The business problem isn't the ripoff, it's the fraud in your business space of easy online direct debit set ups. If lots of fraudsters set up in this area with convincing sites, your customers' customers will worry about providing their bank details. Suggest talking to your sponsoring direct debit bank about shutting the fraudulent sites down. Or you could report to actionfraud.police.uk but I suspect your bank has better connections.

Here is my suggestion:

1. Send a DMCA notice [https://news.ycombinator.com/item?id=5367936].

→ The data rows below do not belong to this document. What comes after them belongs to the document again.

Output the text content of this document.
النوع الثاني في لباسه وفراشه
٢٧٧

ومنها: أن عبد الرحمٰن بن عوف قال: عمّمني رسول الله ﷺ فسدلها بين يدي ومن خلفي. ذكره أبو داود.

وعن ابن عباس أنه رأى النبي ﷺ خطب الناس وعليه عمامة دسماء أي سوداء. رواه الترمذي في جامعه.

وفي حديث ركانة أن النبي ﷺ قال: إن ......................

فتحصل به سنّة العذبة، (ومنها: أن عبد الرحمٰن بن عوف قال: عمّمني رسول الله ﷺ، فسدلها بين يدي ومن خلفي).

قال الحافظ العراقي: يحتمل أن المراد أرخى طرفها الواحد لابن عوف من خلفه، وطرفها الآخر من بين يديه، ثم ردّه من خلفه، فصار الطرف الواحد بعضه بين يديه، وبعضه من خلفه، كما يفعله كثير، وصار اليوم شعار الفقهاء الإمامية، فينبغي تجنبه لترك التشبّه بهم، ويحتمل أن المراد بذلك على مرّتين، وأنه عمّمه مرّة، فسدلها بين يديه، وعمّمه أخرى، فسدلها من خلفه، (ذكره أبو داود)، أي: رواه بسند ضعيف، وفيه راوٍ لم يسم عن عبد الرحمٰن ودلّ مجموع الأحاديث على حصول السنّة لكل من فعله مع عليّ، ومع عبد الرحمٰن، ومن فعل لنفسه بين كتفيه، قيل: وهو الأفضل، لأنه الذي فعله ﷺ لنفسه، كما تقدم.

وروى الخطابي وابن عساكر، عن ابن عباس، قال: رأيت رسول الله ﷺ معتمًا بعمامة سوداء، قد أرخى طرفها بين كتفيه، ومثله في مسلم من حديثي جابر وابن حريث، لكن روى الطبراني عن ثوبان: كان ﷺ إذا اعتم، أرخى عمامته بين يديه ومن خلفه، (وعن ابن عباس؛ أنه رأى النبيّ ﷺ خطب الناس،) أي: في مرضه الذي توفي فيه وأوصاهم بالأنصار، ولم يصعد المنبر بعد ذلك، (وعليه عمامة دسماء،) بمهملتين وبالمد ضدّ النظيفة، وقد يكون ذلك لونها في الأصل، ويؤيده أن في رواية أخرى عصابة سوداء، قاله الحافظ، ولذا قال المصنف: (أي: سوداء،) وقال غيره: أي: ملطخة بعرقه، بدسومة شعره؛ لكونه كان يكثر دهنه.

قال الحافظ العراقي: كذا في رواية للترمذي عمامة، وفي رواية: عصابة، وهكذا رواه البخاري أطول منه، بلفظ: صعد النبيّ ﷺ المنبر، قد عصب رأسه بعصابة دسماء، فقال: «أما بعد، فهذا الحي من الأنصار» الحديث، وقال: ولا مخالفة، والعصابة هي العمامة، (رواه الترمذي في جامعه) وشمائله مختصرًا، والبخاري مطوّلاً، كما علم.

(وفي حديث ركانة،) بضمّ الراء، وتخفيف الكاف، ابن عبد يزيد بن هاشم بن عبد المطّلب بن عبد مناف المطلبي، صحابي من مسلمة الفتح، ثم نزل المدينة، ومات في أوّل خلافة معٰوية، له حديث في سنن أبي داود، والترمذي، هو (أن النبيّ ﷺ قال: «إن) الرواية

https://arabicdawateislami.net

2. Blank their page with JavaScript. While it's legal to redirect the traffic to your site (it's YOUR JavaScript and there are no Terms for its use), you'll probably mislead people and make them think that you are the phishing site. Not worth it, in my opinion.

Use the "is this my domain" javascript trick and then remove all elements from the DOM. Better yet, location.href them somewhere else.

I'm guessing that the traffic from this will alert them pretty soon so either way you'll want to take action quickly Hiroki.

Might be fun to hellban them, alter your JS to show visitors nothing when they visit their sites. Won't last for long but if you only do that for visitors with fewer than 3 visits then it'll take them a little while to figure it out.

I'm not sure about the legality of this option, nor the alternative I'd suggest. Instead of hellbanning their site, try redirecting their traffic to your own site.

I notice they're using eBay, AutoTrader and Gumtree logos. Don't know about the other two, but have known AutoTrader come down like a ton of bricks on muppets who abuse their brand - dob 'em in!

(Although if they are as shady as they look, there may not be an entity to come down like a ton of bricks on - this looks like fraud to me)

More brand abuse here: http://secure-broker-online.eu/company

The FSA, RBS and Wells Fargo might want to be aware of this, too.

CEO of Auto Trader might have something to say too http://secure-broker-online.eu/escrow-process

As a side note, where are those gray icons at the bottom coming from? I needed a light bulb like that on my last project, and ended up having to slap together something on photoshop

I would take comfort in knowing that the sign up form at http://resinternationalgroup.com/ is impossible to finish :-)

http://resinternationalgroup.com/ - Looks to have a live operator that you can talk to and ask questions as well?

I wonder if Ebay, Autotrader and Gumtree might also be interested in throwing some weight behind this given how prominently their brands are featured on the landing page.

http://www.plagiarismtoday.com/ has all the information you need in notifying affiliates and filing a DMCA.

Well they do have a live chat on those two pages. Might as well make use of it! Or you could contact their live chat provider and mention the copying. They might care.

First time I've seen this use-case for Sentry :)

(I didn't actually see Sentry within the source code, was I missing something?)

Secure Broker Online: 1-8 Kensington Gardens Square , London, W2 4BH

Knock on their door and ask them directly.

Seeing as the two rip-offs are seemingly the same 'service' and yet have very different addresses, I suspect the addresses are fake.

It appears you're right. The address above is actually the Phoenix Hotel.

It's simple. Make money off your idea before they do. Good luck!

submit a DMCA takedown notice. and blog about how mean people are when they complain about it.